Frank Elderson, the Vice-Chair of the Supervisory Board, recently said that banks need to make “drastic” improvements to manage climate risk. Are banks not doing what you asked? Are they dragging their feet?
We issued a guide in November setting out our expectations. We have asked the banks to self-assess themselves against our expectations, and to set up plans on how to bridge the gap.
I am positively impressed by the fact that banks are being candid with us. We are at very preliminary stages of the process. We have not yet received the plans on bridging the gap, so it’s too early to draw further conclusions. But still they are being quite open in admitting that there are significant gaps between where they stand today and where our expectations are. I think that only 10% of the banks basically self-assessed themselves as compliant with our expectations. We have a gap and we don’t have centuries to fill it. We need to start moving and we need to start moving now.
The point now for us is to give a clear message to the banks that once the actions are well identified, we need to see change. The stress test that we are planning for next year will be an important step to move in that direction. The area in which there is more misalignment with our expectation is risk management.
You just released your response to the Commission consultation on the crisis management package. Anything you would highlight?
The core of our contribution focuses on two big areas.
The first one is about areas of the crisis management framework that do not function well in practice. Like dealing with the limbo effect of banks declared failing or likely to fail, but which remain in the market because the national liquidation process doesn’t manage to bring them off the market. Once we pull the trigger on failing or likely to fail, we need to understand what the differences are across different member states in managing the crisis.

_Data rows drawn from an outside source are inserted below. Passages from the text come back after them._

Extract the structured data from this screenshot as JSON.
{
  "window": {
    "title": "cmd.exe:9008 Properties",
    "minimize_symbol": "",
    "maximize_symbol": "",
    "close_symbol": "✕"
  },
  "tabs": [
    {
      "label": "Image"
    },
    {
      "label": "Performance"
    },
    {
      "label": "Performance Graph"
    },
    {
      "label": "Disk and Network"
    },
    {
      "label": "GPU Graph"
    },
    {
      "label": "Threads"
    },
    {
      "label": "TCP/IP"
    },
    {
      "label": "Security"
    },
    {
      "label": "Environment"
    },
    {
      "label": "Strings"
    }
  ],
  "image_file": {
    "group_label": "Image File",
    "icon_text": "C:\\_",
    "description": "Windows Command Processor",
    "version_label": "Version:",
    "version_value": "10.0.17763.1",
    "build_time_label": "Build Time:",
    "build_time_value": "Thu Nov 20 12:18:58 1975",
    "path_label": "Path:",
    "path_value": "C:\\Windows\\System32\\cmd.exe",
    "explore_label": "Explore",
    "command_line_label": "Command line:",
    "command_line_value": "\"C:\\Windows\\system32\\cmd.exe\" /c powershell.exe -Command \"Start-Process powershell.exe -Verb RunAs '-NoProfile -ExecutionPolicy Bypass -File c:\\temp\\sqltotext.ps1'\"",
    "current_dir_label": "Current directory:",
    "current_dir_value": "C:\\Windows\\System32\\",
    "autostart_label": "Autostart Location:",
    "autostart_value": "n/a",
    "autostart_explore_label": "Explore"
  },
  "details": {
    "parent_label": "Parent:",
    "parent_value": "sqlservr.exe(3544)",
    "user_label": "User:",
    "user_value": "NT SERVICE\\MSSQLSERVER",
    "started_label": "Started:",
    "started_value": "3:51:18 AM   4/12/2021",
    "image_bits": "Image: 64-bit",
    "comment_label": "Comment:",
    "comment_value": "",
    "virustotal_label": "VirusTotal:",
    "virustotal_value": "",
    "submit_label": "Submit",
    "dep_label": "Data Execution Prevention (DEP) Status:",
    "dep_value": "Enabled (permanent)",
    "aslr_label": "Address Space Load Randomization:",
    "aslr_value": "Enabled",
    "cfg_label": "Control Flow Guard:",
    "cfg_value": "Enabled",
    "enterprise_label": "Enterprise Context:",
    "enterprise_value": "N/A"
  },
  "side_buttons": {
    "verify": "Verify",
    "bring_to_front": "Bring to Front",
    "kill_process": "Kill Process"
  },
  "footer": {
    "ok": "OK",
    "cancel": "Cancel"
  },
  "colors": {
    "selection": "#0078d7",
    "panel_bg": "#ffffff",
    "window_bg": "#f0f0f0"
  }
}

The second, more important part of our contribution, is to reiterate our strong call for the completion of the banking union and to have a fully-fledged European deposit insurance scheme (EDIS) established. We are also open to an intermediate step, which is based on a hybrid system in which EDIS would not actually fulfil a loss-sharing function but would provide liquidity funding for national guarantee schemes. This would require a harmonised European framework for dealing with crises at smaller banks with the same tools used in resolution.